News of North Korea’s test Sunday of a nuclear device drew angry reactions from its neighbors, allies, and the international community, as well as prescriptions of how to respond to the latest provocation, ranging from dialogue, to more sanctions, and “a massive military response.”
The two main proposals put forward so far are tougher international sanctions, an idea promoted by the U.S., and the so-called “freeze for freeze,” favored by China, in which the U.S. freezes military exercises with South Korea in exchange for the North freezing its missile and nuclear tests. Both those ideas have critics: Russian President Vladimir Putin, whose country is under U.S. and EU sanctions for its invasion of Ukraine’s Crimea, dismissed sanctions. “They’d rather eat grass than abandon their [nuclear weapons] program unless they feel secure,” he said Tuesday. Nikki Haley, the U.S. ambassador to the UN, called the “freeze-for-freeze” idea “insulting.” Decision makers seem to have much clearer ideas about what won’t work than about what will—and that’s in part due to the history of failed efforts to rein in North Korea’s nuclear program.

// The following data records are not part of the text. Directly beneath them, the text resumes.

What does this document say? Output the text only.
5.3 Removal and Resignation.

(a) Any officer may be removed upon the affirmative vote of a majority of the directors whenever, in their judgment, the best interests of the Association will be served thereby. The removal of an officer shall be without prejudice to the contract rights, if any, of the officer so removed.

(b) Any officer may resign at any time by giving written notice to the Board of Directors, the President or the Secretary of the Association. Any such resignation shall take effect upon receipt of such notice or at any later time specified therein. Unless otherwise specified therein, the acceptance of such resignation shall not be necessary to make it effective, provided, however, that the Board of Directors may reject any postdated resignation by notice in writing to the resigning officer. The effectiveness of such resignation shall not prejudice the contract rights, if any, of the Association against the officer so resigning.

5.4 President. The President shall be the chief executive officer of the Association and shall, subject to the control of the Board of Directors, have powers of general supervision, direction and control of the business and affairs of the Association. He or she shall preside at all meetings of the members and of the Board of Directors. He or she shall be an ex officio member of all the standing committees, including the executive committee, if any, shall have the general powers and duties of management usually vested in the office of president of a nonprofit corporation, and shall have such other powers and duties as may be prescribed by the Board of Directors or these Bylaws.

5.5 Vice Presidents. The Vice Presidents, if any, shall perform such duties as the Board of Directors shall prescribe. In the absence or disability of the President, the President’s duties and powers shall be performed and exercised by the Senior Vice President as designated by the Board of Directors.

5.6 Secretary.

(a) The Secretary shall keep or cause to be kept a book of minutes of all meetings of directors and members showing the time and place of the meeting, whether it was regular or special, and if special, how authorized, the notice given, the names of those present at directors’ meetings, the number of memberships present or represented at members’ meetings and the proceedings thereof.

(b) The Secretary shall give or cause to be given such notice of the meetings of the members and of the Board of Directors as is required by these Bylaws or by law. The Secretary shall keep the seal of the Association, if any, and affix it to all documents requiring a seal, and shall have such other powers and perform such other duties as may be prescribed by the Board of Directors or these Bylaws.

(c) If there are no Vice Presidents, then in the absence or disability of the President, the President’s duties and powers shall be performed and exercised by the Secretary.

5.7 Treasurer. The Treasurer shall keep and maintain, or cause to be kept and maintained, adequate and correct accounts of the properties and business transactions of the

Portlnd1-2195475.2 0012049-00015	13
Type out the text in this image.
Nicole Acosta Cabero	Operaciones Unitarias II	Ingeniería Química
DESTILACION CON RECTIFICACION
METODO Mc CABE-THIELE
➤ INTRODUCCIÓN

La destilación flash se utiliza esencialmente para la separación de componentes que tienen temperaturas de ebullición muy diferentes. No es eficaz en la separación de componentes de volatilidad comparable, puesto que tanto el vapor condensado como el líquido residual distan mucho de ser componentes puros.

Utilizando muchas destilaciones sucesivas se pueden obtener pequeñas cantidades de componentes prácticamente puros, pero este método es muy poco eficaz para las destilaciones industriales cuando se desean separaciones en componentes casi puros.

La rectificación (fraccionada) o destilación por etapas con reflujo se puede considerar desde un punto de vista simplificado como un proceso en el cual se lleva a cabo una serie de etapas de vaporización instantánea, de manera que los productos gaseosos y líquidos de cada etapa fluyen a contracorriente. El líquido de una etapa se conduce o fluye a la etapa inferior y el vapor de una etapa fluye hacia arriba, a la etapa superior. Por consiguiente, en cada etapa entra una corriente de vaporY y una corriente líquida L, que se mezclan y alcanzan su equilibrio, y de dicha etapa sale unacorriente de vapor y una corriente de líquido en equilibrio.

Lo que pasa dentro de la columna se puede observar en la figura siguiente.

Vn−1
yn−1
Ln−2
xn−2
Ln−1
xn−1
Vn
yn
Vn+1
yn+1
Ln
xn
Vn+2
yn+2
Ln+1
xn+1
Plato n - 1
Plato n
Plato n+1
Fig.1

Here’s a look at the options that have been tried with North Korea, how they unfolded, and how they ultimately resulted in the situation we find ourselves now.
Talks: Direct U.S.-North Korean talks during the Clinton administration in the 1990s resulted in the Agreed Framework, under which Pyongyang said it would, among other steps, ultimately end its nuclear program in exchange for two light-water nuclear reactors and heavy-fuel oil shipments.